Um texto de Andrei Barros Correia.
Um velho brasileiro digno acreditou que o país podia ser outro. Evidentemente, essa crença ocorreu na época própria e depois foi se esfumaçando até deixar de ser qualquer coisa, mesmo amargura. Não se desintegrou a ponto de tornar-se nada, mas aproximou-se de ser um faca só lâmina. Retraída busca de objetividade, de compreensão. Já morreram, o velho, a crença, a objetividade e a lâmina.
Um dia, vivia o país a decadência pronunciada, mas sob as nuvens do ufanismo da moda, quer dizer, da redenção liberal que então se anunciava, o velho teve ocasião de encontrar um professor inglês. O que o lente britânico fazia em uma grande e pobre cidade tropical, não sei, mas posso imaginar. São os descendentes dos pintores, botânicos, gravuristas e naturalistas europeus, que sempre vieram a esta terra exótica, de verde muito verde, azul muito azul.
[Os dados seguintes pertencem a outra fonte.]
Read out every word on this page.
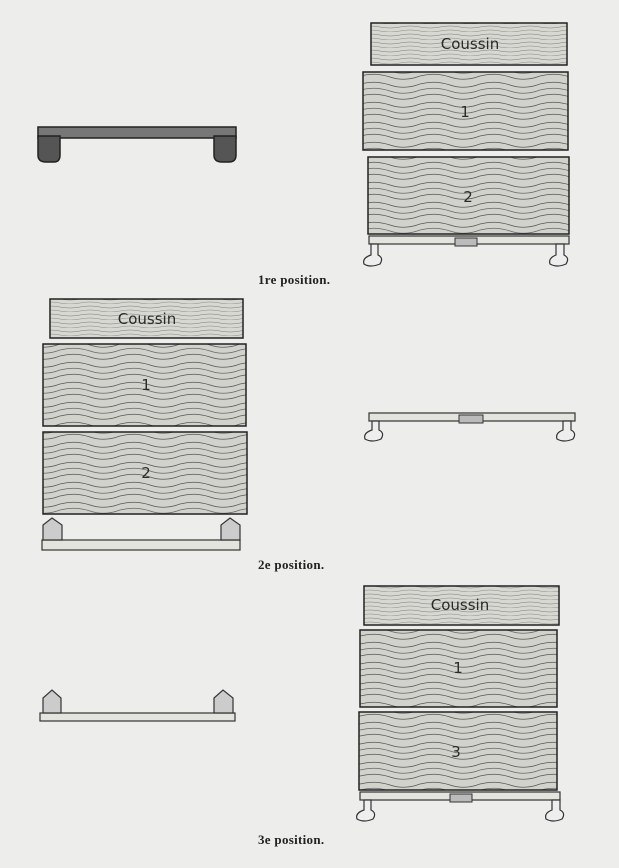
Coussin
1
2
Coussin
1
2
Coussin
1
3
1re position.
2e position.
3e position.
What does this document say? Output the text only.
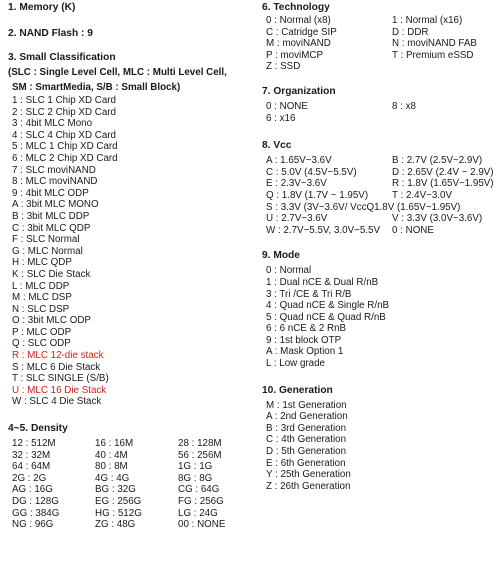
1. Memory (K)
2. NAND Flash : 9
3. Small Classification
(SLC : Single Level Cell, MLC : Multi Level Cell,
SM : SmartMedia, S/B : Small Block)
1 : SLC 1 Chip XD Card
2 : SLC 2 Chip XD Card
3 : 4bit MLC Mono
4 : SLC 4 Chip XD Card
5 : MLC 1 Chip XD Card
6 : MLC 2 Chip XD Card
7 : SLC moviNAND
8 : MLC moviNAND
9 : 4bit MLC ODP
A : 3bit MLC MONO
B : 3bit MLC DDP
C : 3bit MLC QDP
F : SLC Normal
G : MLC Normal
H : MLC QDP
K : SLC Die Stack
L : MLC DDP
M : MLC DSP
N : SLC DSP
O : 3bit MLC ODP
P : MLC ODP
Q : SLC ODP
R : MLC 12-die stack
S : MLC 6 Die Stack
T : SLC SINGLE (S/B)
U : MLC 16 Die Stack
W : SLC 4 Die Stack
4~5. Density
12 : 512M	16 : 16M	28 : 128M
32 : 32M	40 : 4M	56 : 256M
64 : 64M	80 : 8M	1G : 1G
2G : 2G	4G : 4G	8G : 8G
AG : 16G	BG : 32G	CG : 64G
DG : 128G	EG : 256G	FG : 256G
GG : 384G	HG : 512G	LG : 24G
NG : 96G	ZG : 48G	00 : NONE
6. Technology
0 : Normal (x8)	1 : Normal (x16)
C : Catridge SIP	D : DDR
M : moviNAND	N : moviNAND FAB
P : moviMCP	T : Premium eSSD
Z : SSD
7. Organization
0 : NONE	8 : x8
6 : x16
8. Vcc
A : 1.65V~3.6V	B : 2.7V (2.5V~2.9V)
C : 5.0V (4.5V~5.5V)	D : 2.65V (2.4V ~ 2.9V)
E : 2.3V~3.6V	R : 1.8V (1.65V~1.95V)
Q : 1.8V (1.7V ~ 1.95V)	T : 2.4V~3.0V
S : 3.3V (3V~3.6V/ VccQ1.8V (1.65V~1.95V)
U : 2.7V~3.6V	V : 3.3V (3.0V~3.6V)
W : 2.7V~5.5V, 3.0V~5.5V	0 : NONE
9. Mode
0 : Normal
1 : Dual nCE & Dual R/nB
3 : Tri /CE & Tri R/B
4 : Quad nCE & Single R/nB
5 : Quad nCE & Quad R/nB
6 : 6 nCE & 2 RnB
9 : 1st block OTP
A : Mask Option 1
L : Low grade
10. Generation
M : 1st Generation
A : 2nd Generation
B : 3rd Generation
C : 4th Generation
D : 5th Generation
E : 6th Generation
Y : 25th Generation
Z : 26th Generation
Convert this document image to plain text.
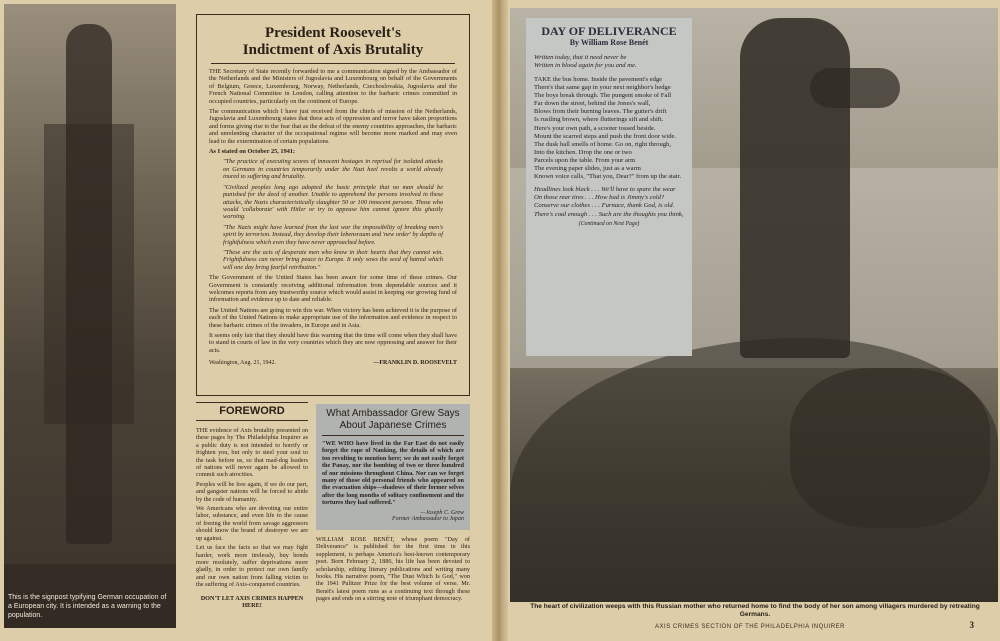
This is the signpost typifying German occupation of a European city. It is intended as a warning to the population.
President Roosevelt's
Indictment of Axis Brutality

THE Secretary of State recently forwarded to me a communication signed by the Ambassador of the Netherlands and the Ministers of Jugoslavia and Luxembourg on behalf of the Governments of Belgium, Greece, Luxembourg, Norway, Netherlands, Czechoslovakia, Jugoslavia and the French National Committee in London, calling attention to the barbaric crimes committed in occupied countries, particularly on the continent of Europe.

The communication which I have just received from the chiefs of mission of the Netherlands, Jugoslavia and Luxembourg states that these acts of oppression and terror have taken proportions and forms giving rise to the fear that as the defeat of the enemy countries approaches, the barbaric and unrelenting character of the occupational regime will become more marked and may even lead to the extermination of certain populations.

As I stated on October 25, 1941:

"The practice of executing scores of innocent hostages in reprisal for isolated attacks on Germans in countries temporarily under the Nazi heel revolts a world already inured to suffering and brutality.

"Civilized peoples long ago adopted the basic principle that no man should be punished for the deed of another. Unable to apprehend the persons involved in these attacks, the Nazis characteristically slaughter 50 or 100 innocent persons. Those who would 'collaborate' with Hitler or try to appease him cannot ignore this ghastly warning.

"The Nazis might have learned from the last war the impossibility of breaking men's spirit by terrorism. Instead, they develop their lebensraum and 'new order' by depths of frightfulness which even they have never approached before.

"These are the acts of desperate men who know in their hearts that they cannot win. Frightfulness can never bring peace to Europe. It only sows the seed of hatred which will one day bring fearful retribution."

The Government of the United States has been aware for some time of these crimes. Our Government is constantly receiving additional information from dependable sources and it welcomes reports from any trustworthy source which would assist in keeping our growing fund of information and evidence up to date and reliable.

The United Nations are going to win this war. When victory has been achieved it is the purpose of each of the United Nations to make appropriate use of the information and evidence in respect to these barbaric crimes of the invaders, in Europe and in Asia.

It seems only fair that they should have this warning that the time will come when they shall have to stand in courts of law in the very countries which they are now oppressing and answer for their acts.

Washington, Aug. 21, 1942.	—FRANKLIN D. ROOSEVELT
FOREWORD

THE evidence of Axis brutality presented on these pages by The Philadelphia Inquirer as a public duty is not intended to horrify or frighten you, but only to steel your soul to the task before us, so that mad-dog leaders of nations will never again be allowed to commit such atrocities.

Peoples will be free again, if we do our part, and gangster nations will be forced to abide by the code of humanity.

We Americans who are devoting our entire labor, substance, and even life to the cause of freeing the world from savage aggressors should know the brand of destroyer we are up against.

Let us face the facts so that we may fight harder, work more tirelessly, buy bonds more resolutely, suffer deprivations more gladly, in order to protect our own family and our own nation from falling victim to the suffering of Axis-conquered countries.

DON'T LET AXIS CRIMES HAPPEN HERE!

What Ambassador Grew Says About Japanese Crimes

"WE WHO have lived in the Far East do not easily forget the rape of Nanking, the details of which are too revolting to mention here; we do not easily forget the Panay, nor the bombing of two or three hundred of our missions throughout China. Nor can we forget many of those old personal friends who appeared on the evacuation ships—shadows of their former selves after the long months of solitary confinement and the tortures they had suffered."

—Joseph C. Grew
Former Ambassador to Japan
WILLIAM ROSE BENÉT, whose poem "Day of Deliverance" is published for the first time in this supplement, is perhaps America's best-known contemporary poet. Born February 2, 1886, his life has been devoted to scholarship, editing literary publications and writing many books. His narrative poem, "The Dust Which Is God," won the 1941 Pulitzer Prize for the best volume of verse. Mr. Benét's latest poem runs as a continuing text through these pages and ends on a stirring note of triumphant democracy.
DAY OF DELIVERANCE
By William Rose Benét
Written today, that it need never be
Written in blood again for you and me.
TAKE the bus home. Inside the pavement's edge
There's that same gap in your next neighbor's hedge
The boys break through. The pungent smoke of Fall
Far down the street, behind the Jones's wall,
Blows from their burning leaves. The gutter's drift
Is rustling brown, where flutterings sift and shift.
Here's your own path, a scooter tossed beside.
Mount the scarred steps and push the front door wide.
The dusk hall smells of home. Go on, right through,
Into the kitchen. Drop the one or two
Parcels upon the table. From your arm
The evening paper slides, just as a warm
Known voice calls, "That you, Dear?" from up the stair.
Headlines look black . . . We'll have to spare the wear
On those rear tires . . . How bad is Jimmy's cold?
Conserve our clothes . . . Furnace, thank God, is old.
There's coal enough . . . Such are the thoughts you think,
(Continued on Next Page)
The heart of civilization weeps with this Russian mother who returned home to find the body of her son among villagers murdered by retreating Germans.
AXIS CRIMES SECTION OF THE PHILADELPHIA INQUIRER	3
A botânica e a natureza que seduziam nos XVIII e XIX, no século XX tinha-se tornado em ciência social e economia. Realmente, deve-se convir que somos um laboratório de extravagancias muito interessante a quem observe com olhos e ouvidos não viciados por ter nascido dentro do experimento.
Inconveniente desses exploradores, digo, na verdade, estudiosos altruístas, é que rápido sentem-se muito à vontade, estão muito desenvoltos. Comportam-se como donos, embora o sejam apenas parcialmente. Há liturgias e não basta deixar-se roubar pelo taxista ou pagar o jantar dos serviçais da nobreza da província para obter aceitação total e inconteste para tanta ciência social candidamente oferecida.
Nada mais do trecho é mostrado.